Nawet zmuszenie spreparowanego „truciciela” do wyrzucenia z rury potężnych obłoków tłustego dymu nie zmieniło znacząco odczytów z czujnika w kabinie, choć pomiary wykonane na zewnątrz pokazały wartości jak w centrum chińskiego miasta przemysłowego. Wygląda więc na to, że system rzeczywiście działa, i to niezwykle skutecznie.
Auto ze zwykłym filtrem
No dobrze, ale może równie skuteczne są też zwykłe filtry kabinowe? Albo udostępniona nam aparatura nie jest przesadnie czuła, bo wyniki pomiarów wewnątrz kabiny są zadziwiająco niskie? Sprawdziliśmy to!
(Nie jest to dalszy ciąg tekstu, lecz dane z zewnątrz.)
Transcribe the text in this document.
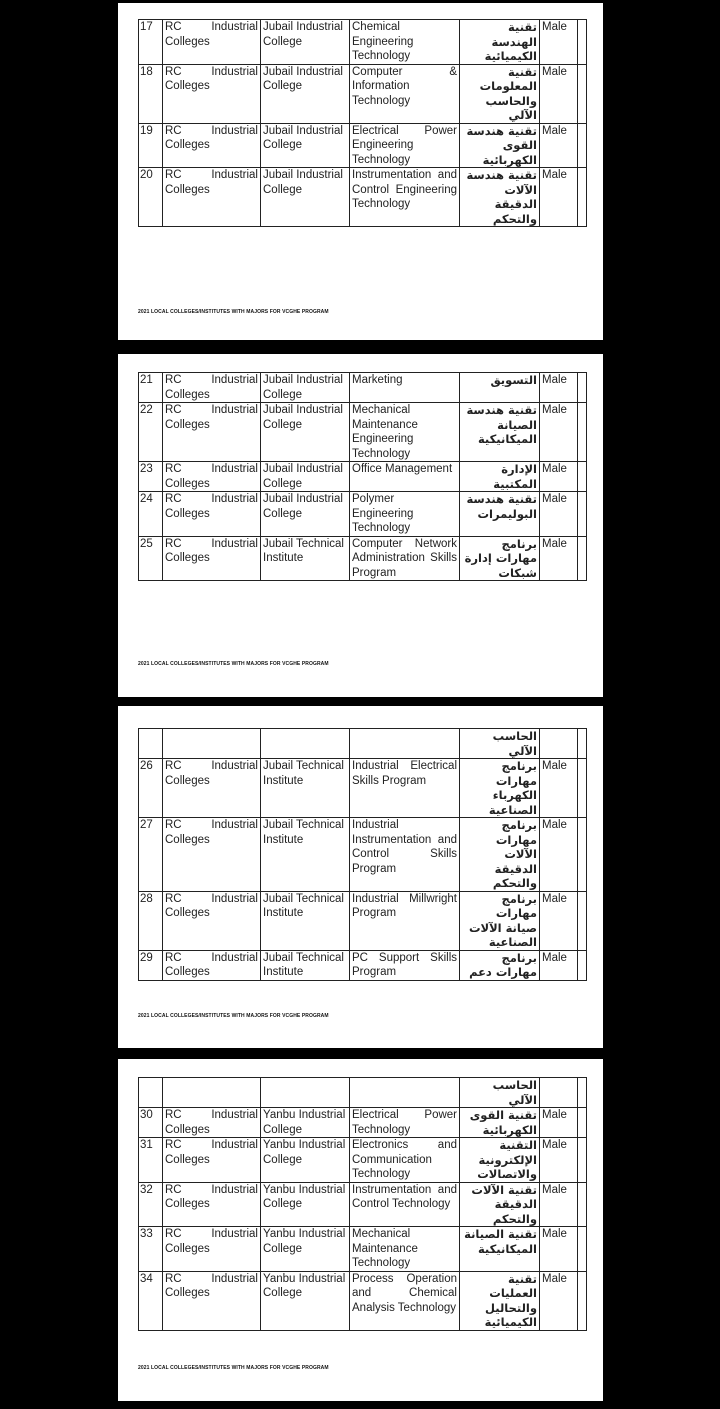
17	RC Industrial
Colleges	Jubail Industrial College	Chemical Engineering Technology	تقنية الهندسة الكيميائية	Male	
18	RC Industrial
Colleges	Jubail Industrial College	Computer & Information Technology	تقنية المعلومات والحاسب الآلي	Male	
19	RC Industrial
Colleges	Jubail Industrial College	Electrical Power Engineering Technology	تقنية هندسة القوى الكهربائية	Male	
20	RC Industrial
Colleges	Jubail Industrial College	Instrumentation and Control Engineering Technology	تقنية هندسة الآلات الدقيقة والتحكم	Male	
2021 LOCAL COLLEGES/INSTITUTES WITH MAJORS FOR VCGHE PROGRAM
21	RC Industrial
Colleges	Jubail Industrial College	Marketing	التسويق	Male	
22	RC Industrial
Colleges	Jubail Industrial College	Mechanical Maintenance Engineering Technology	تقنية هندسة الصيانة الميكانيكية	Male	
23	RC Industrial
Colleges	Jubail Industrial College	Office Management	الإدارة المكتبية	Male	
24	RC Industrial
Colleges	Jubail Industrial College	Polymer Engineering Technology	تقنية هندسة البوليمرات	Male	
25	RC Industrial
Colleges	Jubail Technical Institute	Computer Network Administration Skills Program	برنامج مهارات إدارة شبكات	Male	
2021 LOCAL COLLEGES/INSTITUTES WITH MAJORS FOR VCGHE PROGRAM
				الحاسب الآلي		
26	RC Industrial
Colleges	Jubail Technical Institute	Industrial Electrical Skills Program	برنامج مهارات الكهرباء الصناعية	Male	
27	RC Industrial
Colleges	Jubail Technical Institute	Industrial Instrumentation and Control Skills Program	برنامج مهارات الآلات الدقيقة والتحكم	Male	
28	RC Industrial
Colleges	Jubail Technical Institute	Industrial Millwright Program	برنامج مهارات صيانة الآلات الصناعية	Male	
29	RC Industrial
Colleges	Jubail Technical Institute	PC Support Skills Program	برنامج مهارات دعم	Male	
2021 LOCAL COLLEGES/INSTITUTES WITH MAJORS FOR VCGHE PROGRAM
				الحاسب الآلي		
30	RC Industrial
Colleges	Yanbu Industrial College	Electrical Power Technology	تقنية القوى الكهربائية	Male	
31	RC Industrial
Colleges	Yanbu Industrial College	Electronics and Communication Technology	التقنية الإلكترونية والاتصالات	Male	
32	RC Industrial
Colleges	Yanbu Industrial College	Instrumentation and Control Technology	تقنية الآلات الدقيقة والتحكم	Male	
33	RC Industrial
Colleges	Yanbu Industrial College	Mechanical Maintenance Technology	تقنية الصيانة الميكانيكية	Male	
34	RC Industrial
Colleges	Yanbu Industrial College	Process Operation and Chemical Analysis Technology	تقنية العمليات والتحاليل الكيميائية	Male	
2021 LOCAL COLLEGES/INSTITUTES WITH MAJORS FOR VCGHE PROGRAM
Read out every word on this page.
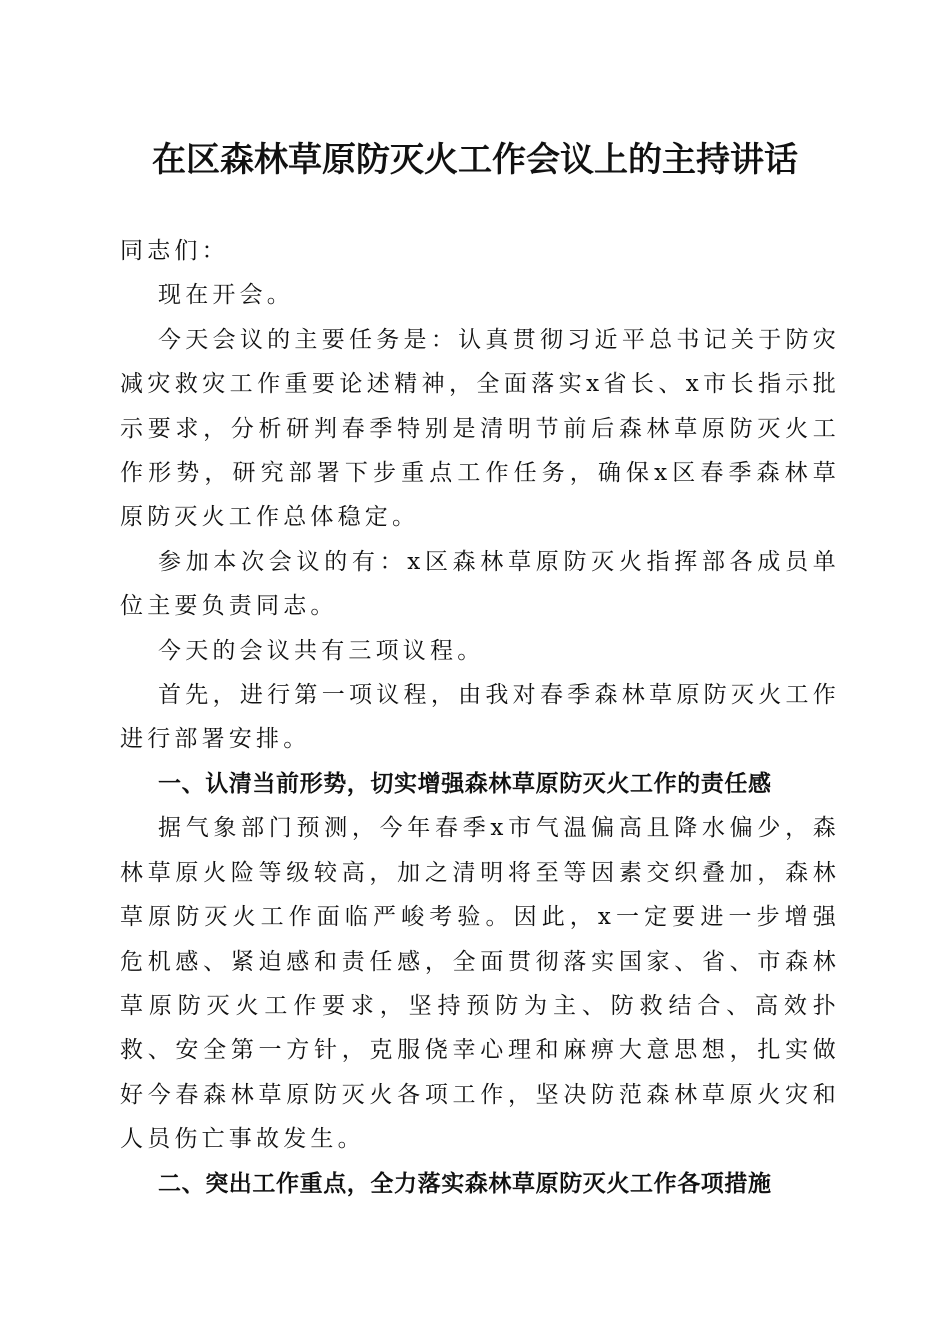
在区森林草原防灭火工作会议上的主持讲话

同志们：

现在开会。

今天会议的主要任务是：认真贯彻习近平总书记关于防灾减灾救灾工作重要论述精神，全面落实x省长、x市长指示批示要求，分析研判春季特别是清明节前后森林草原防灭火工作形势，研究部署下步重点工作任务，确保x区春季森林草原防灭火工作总体稳定。

参加本次会议的有：x区森林草原防灭火指挥部各成员单位主要负责同志。

今天的会议共有三项议程。

首先，进行第一项议程，由我对春季森林草原防灭火工作进行部署安排。

一、认清当前形势，切实增强森林草原防灭火工作的责任感

据气象部门预测，今年春季x市气温偏高且降水偏少，森林草原火险等级较高，加之清明将至等因素交织叠加，森林草原防灭火工作面临严峻考验。因此，x一定要进一步增强危机感、紧迫感和责任感，全面贯彻落实国家、省、市森林草原防灭火工作要求，坚持预防为主、防救结合、高效扑救、安全第一方针，克服侥幸心理和麻痹大意思想，扎实做好今春森林草原防灭火各项工作，坚决防范森林草原火灾和人员伤亡事故发生。

二、突出工作重点，全力落实森林草原防灭火工作各项措施
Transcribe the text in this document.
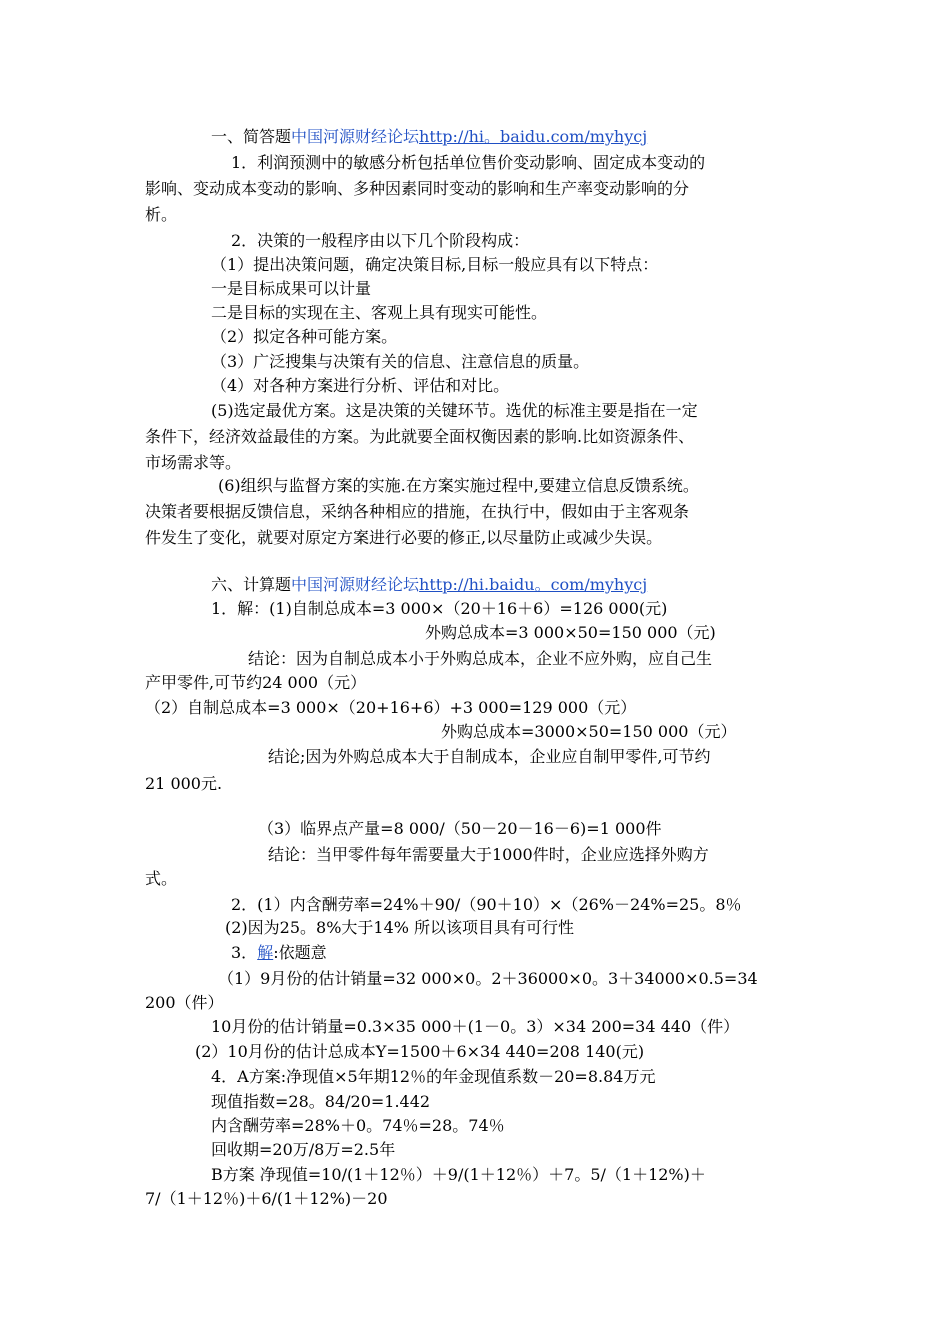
一、简答题中国河源财经论坛http://hi。baidu.com/myhycj
1．利润预测中的敏感分析包括单位售价变动影响、固定成本变动的
影响、变动成本变动的影响、多种因素同时变动的影响和生产率变动影响的分
析。
2．决策的一般程序由以下几个阶段构成：
（1）提出决策问题，确定决策目标,目标一般应具有以下特点：
一是目标成果可以计量
二是目标的实现在主、客观上具有现实可能性。
（2）拟定各种可能方案。
（3）广泛搜集与决策有关的信息、注意信息的质量。
（4）对各种方案进行分析、评估和对比。
(5)选定最优方案。这是决策的关键环节。选优的标准主要是指在一定
条件下，经济效益最佳的方案。为此就要全面权衡因素的影响.比如资源条件、
市场需求等。
(6)组织与监督方案的实施.在方案实施过程中,要建立信息反馈系统。
决策者要根据反馈信息，采纳各种相应的措施，在执行中，假如由于主客观条
件发生了变化，就要对原定方案进行必要的修正,以尽量防止或减少失误。
六、计算题中国河源财经论坛http://hi.baidu。com/myhycj
1．解：(1)自制总成本=3 000×（20＋16＋6）=126 000(元)
外购总成本=3 000×50=150 000（元)
结论：因为自制总成本小于外购总成本，企业不应外购，应自己生
产甲零件,可节约24 000（元）
（2）自制总成本=3 000×（20+16+6）+3 000=129 000（元）
外购总成本=3000×50=150 000（元）
结论;因为外购总成本大于自制成本，企业应自制甲零件,可节约
21 000元.
（3）临界点产量=8 000/（50－20－16－6)=1 000件
结论：当甲零件每年需要量大于1000件时，企业应选择外购方
式。
2．(1）内含酬劳率=24%＋90/（90＋10）×（26%－24%=25。8％
(2)因为25。8%大于14% 所以该项目具有可行性
3．解:依题意
（1）9月份的估计销量=32 000×0。2＋36000×0。3＋34000×0.5=34
200（件）
10月份的估计销量=0.3×35 000＋(1－0。3）×34 200=34 440（件）
(2）10月份的估计总成本Y=1500＋6×34 440=208 140(元)
4．A方案:净现值×5年期12％的年金现值系数－20=8.84万元
现值指数=28。84/20=1.442
内含酬劳率=28%＋0。74％=28。74％
回收期=20万/8万=2.5年
B方案 净现值=10/(1＋12％）＋9/(1＋12％）＋7。5/（1＋12%)＋
7/（1＋12％)＋6/(1＋12%)－20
Do porównania wzięliśmy nowe auto z minimalnym przebiegiem, wyposażone w markowy, ale standardowy filtr kabinowy – taki, z jakim wyjechało z fabryki.
Bez warstwy węgla aktywnego czy zaawansowanego układu jonizacji. Pierwsze wrażenie? Wystarczy jeden wdech w kabinie, żeby przekonać się, że standardowy filtr zupełnie nie radzi sobie z zatrzymaniem toksycznych wyziewów – duszący słodkawy smród dieslowych spalin jest nie do wytrzymania! I niestety, ten eksperyment potwierdził też teorię, że kabina samochodu, który nie ma na pokładzie skutecznego układu oczyszczania powietrza, zachowuje się jak worek odkurzacza zbierający wszelkie zasysane brudy.
Po wyłączeniu silnika w naszym zaimprowizowanym „generatorze dymu” odczyty czujnika zamontowanego na zewnątrz auta testowego szybko wróciły do normy, za to stan powietrza w kabinie auta ze standardowym filtrem przez kolejnych kilkadziesiąt minut stanowczo przekraczał dopuszczalne normy.
Filtr z jonizacją - czy to działa?
Nasz test nie pozostawia żadnych wątpliwości – skuteczność nowatorskiego układu oczyszczania powietrza okazała się wyższa niż się spodziewaliśmy. Na razie Volvo oferuje swój innowacyjny filtr – nazwany w cenniku „System poprawy jakości powietrza z jonizacją, PM2,5” – za dopłatą.
W zależności od modelu wynosi ona od ok. 1000 do 1350 zł. Biorąc pod uwagę wyjątkową skuteczność tego układu i marną przez znaczną część roku jakość powietrza, którym oddychamy w większości polskich miast, to dobra inwestycja.
Filtry kabinowe to od ponad 20 lat standard w autach osobowych. Najpierw miały chronić przed kurzem i alergenami w postaci pyłków roślin, z czasem jednak producenci starali się zwiększać ich skuteczność. Firma Volvo twierdzi, że dokonała przełomu w dziedzinie poprawy jakości powietrza, którym oddychają pasażerowie auta. Sprawdziliśmy, czy to prawda.
Układ wentylacyjny wyposażono w system monitorujący czystość powietrza.
To jeden z „jonizatorów” przez które przechodzi powietrze zasysane do układu wentylacyjnego. Między igłą po środku, a metalowym pierścieniem występuje napięcie sięgające 7 tys. V.
Na potrzeby testu skład powietrza monitorowany był nie tylko przez fabryczne czujniki, ale także przez precyzyjną aparaturę pomiarową.
Poza czujnikiem w kabinie umieściliśmy też czujnik na zewnątrz, tuż przy wlocie do układu wentylacyjnego auta.
Stary diesel został specjalnie spreparowany na potrzeby testu – nie dość, że pracował na podwyższonych obrotach, to jeszcze silnik dostawał zawyżone dawki paliwa.
Do porównania użyliśmy nowego auta wyposażonego w filtr kabinowy z pierwszego montażu.
Standardowy, markowy filtr kabinowy nie jest nawet w przybliżeniu tak skuteczny, jak układ z jonizacją – test nie pozostawia żadnych złudzeń.